Sir Terry Frost was one of the foremost abstract painters working in Britain, part of the post-War generation that emerged as a force on the international stage in the 1950s. These artists, which included the likes of Alan Davie, Peter Lanyon, Patrick Heron, William Scott and Roger Hilton, pushed abstraction in Britain in a way that paralleled the Abstract Expressionists in America – such as Rothko, Kline and Pollock, with whom they were in cultural conversation.
Frost trained at Camberwell School of Art under Victor Pasmore, whose interest in theories surrounding harmonious proportion and the Golden Section instilled a strong theoretical element to Frost’s paintings. Upon moving to St Ives, Cornwall in 1946 after demobilization, Frost encountered new developments of abstraction unfolding there, particularly the freedom within Peter Lanyon’s approach, which loosened up his own process. Drawing upon the external world, his works provided an abstracted version of his experiences underpinned by theoretical structures, notably in his ‘Walk along the Quay’ series of the 1950s.

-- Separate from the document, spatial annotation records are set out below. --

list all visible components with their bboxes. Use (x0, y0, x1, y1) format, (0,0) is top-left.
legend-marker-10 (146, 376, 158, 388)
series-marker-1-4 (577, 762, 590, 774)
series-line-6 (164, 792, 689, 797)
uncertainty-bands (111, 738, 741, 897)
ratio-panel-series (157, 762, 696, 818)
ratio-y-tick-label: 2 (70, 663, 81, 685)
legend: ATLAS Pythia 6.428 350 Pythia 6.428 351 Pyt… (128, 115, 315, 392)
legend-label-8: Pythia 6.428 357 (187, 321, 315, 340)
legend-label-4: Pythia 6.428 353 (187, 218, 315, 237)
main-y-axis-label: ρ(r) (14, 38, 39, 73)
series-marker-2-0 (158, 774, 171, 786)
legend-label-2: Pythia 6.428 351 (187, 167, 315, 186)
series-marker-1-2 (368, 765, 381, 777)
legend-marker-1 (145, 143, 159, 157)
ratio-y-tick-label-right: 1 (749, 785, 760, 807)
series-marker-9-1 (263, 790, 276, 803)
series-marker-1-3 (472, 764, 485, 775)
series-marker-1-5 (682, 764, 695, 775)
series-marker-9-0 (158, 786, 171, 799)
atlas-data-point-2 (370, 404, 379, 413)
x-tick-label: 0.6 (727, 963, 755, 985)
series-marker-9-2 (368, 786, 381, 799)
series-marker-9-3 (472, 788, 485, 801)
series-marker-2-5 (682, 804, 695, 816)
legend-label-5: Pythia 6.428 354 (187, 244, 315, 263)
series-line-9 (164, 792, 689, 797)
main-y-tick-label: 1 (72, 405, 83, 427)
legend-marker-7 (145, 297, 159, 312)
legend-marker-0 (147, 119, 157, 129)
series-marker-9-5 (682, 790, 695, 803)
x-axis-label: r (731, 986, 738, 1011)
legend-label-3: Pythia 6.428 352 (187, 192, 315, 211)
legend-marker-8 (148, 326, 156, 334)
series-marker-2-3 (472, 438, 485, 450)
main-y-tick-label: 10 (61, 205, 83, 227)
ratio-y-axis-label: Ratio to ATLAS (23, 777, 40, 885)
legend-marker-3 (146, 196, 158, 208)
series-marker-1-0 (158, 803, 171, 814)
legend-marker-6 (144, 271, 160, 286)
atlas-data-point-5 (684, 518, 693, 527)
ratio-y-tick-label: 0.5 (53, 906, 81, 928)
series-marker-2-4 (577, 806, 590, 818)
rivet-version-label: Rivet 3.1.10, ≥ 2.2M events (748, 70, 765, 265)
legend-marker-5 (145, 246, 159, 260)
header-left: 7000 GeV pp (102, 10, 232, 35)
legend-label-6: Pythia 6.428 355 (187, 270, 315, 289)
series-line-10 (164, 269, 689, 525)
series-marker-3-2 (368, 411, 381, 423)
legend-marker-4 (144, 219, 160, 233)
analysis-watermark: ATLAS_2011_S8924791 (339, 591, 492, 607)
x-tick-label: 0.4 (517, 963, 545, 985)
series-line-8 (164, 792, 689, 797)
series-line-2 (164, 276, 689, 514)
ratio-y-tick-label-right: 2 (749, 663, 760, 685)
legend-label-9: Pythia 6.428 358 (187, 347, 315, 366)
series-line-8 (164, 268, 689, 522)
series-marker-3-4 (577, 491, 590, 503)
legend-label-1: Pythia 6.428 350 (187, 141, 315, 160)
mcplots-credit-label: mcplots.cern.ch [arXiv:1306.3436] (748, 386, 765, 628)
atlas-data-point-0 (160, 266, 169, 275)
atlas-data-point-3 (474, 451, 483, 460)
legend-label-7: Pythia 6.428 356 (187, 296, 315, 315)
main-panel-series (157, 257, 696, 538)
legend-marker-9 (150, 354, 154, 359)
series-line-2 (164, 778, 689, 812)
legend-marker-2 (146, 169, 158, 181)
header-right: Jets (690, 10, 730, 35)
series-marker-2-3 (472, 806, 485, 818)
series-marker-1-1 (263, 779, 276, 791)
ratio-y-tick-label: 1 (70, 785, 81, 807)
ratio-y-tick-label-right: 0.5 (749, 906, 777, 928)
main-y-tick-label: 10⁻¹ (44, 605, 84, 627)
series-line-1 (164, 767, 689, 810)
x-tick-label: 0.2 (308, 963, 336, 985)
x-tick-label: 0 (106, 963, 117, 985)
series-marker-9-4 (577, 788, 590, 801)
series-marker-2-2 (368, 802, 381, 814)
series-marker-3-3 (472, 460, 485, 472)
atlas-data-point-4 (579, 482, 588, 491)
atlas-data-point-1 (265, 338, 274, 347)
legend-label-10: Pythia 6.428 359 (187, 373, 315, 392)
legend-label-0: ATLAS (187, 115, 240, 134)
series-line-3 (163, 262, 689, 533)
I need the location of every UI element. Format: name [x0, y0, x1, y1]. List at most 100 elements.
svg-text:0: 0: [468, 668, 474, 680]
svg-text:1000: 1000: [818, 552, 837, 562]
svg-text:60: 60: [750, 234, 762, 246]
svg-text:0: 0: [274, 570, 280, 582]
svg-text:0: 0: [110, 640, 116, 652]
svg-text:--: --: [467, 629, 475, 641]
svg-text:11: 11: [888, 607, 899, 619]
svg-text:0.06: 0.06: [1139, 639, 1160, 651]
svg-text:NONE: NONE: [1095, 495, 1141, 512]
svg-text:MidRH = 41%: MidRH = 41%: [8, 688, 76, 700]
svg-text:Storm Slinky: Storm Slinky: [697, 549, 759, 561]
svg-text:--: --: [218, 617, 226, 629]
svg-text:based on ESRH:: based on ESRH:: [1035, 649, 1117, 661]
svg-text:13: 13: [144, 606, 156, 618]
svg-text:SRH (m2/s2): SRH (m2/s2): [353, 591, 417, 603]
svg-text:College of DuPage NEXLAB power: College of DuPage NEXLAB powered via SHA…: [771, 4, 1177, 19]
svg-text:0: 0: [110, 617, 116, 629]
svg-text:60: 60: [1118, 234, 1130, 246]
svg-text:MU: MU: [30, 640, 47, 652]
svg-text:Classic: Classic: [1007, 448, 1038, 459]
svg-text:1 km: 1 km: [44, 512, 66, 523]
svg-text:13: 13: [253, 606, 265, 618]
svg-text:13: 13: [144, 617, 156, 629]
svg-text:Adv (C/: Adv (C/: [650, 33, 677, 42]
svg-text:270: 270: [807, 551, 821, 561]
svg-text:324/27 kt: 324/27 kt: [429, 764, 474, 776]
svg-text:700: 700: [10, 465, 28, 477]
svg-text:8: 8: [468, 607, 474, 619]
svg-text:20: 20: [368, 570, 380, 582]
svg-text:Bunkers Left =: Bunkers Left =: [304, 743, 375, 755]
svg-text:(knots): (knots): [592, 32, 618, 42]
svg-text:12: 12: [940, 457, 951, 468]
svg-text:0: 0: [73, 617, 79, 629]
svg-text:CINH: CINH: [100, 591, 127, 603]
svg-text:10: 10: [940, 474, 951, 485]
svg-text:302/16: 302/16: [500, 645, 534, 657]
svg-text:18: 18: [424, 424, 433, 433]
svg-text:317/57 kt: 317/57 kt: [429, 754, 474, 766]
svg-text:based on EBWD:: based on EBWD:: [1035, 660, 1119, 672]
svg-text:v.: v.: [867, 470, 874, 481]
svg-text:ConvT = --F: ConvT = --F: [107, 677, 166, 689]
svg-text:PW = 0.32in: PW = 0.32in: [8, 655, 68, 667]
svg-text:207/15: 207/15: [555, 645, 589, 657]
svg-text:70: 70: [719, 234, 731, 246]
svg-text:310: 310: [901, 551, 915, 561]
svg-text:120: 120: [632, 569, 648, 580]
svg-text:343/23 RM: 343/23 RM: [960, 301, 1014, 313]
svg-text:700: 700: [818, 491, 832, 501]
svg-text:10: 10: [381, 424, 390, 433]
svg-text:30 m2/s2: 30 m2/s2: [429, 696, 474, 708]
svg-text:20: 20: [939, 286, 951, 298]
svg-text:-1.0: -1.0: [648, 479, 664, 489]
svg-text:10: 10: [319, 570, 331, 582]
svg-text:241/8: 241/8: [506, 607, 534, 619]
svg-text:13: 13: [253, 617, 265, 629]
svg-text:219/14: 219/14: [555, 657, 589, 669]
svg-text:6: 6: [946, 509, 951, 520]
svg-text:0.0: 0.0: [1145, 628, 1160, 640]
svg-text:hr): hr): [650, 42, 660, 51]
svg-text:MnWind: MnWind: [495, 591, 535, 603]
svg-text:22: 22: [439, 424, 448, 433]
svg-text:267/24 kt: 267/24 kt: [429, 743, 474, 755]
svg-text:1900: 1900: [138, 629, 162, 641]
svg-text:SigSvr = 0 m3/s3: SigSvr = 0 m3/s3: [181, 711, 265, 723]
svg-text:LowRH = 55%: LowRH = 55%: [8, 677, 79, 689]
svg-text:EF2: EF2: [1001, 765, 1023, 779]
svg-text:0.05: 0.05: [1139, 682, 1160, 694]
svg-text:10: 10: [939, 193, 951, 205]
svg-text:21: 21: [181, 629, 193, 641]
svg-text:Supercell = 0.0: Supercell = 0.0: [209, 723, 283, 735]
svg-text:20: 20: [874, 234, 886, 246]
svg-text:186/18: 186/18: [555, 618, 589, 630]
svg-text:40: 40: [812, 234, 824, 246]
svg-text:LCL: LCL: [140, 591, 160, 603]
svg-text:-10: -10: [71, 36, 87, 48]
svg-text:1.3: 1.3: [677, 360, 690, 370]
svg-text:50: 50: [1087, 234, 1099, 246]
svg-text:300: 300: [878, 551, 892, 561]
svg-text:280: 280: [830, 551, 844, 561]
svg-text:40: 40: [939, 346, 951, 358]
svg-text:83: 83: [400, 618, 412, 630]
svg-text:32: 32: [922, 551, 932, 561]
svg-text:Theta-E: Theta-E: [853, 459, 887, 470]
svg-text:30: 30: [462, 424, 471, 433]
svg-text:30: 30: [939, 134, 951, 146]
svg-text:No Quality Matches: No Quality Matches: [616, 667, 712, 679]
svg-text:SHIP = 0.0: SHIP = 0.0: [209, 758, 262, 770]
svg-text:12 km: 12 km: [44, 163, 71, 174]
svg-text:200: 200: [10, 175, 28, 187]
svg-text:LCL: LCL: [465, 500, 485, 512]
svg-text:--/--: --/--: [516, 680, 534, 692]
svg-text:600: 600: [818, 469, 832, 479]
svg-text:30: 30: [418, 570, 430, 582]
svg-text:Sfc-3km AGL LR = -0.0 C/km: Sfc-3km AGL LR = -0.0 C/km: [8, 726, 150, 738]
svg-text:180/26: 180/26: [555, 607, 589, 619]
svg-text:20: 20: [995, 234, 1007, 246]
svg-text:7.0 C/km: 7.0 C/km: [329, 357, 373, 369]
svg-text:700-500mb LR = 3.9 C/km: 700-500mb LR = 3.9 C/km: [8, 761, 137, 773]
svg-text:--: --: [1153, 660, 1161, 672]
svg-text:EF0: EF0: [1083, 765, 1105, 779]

By the 1960s and the time of the present painting, we see how Frost’s abstract language continued to evolve. The natural world is made explicit in the title and informs the three circles across the top of the painting, while the oval shapes suggest boats, reminiscent of those forms in his works of the 1950s ‘along the quay’. The increased expansiveness of the painting and its simplification reveal Frost’s response to the American Abstract Expressionists. He encountered their work first hand at the Tate Gallery exhibition in London in 1956 and again in 1960, when he had his first solo show at the Bertha Schaeffer Gallery in New York, endorsing him as one of the key exponents of abstraction working in Britain at that time.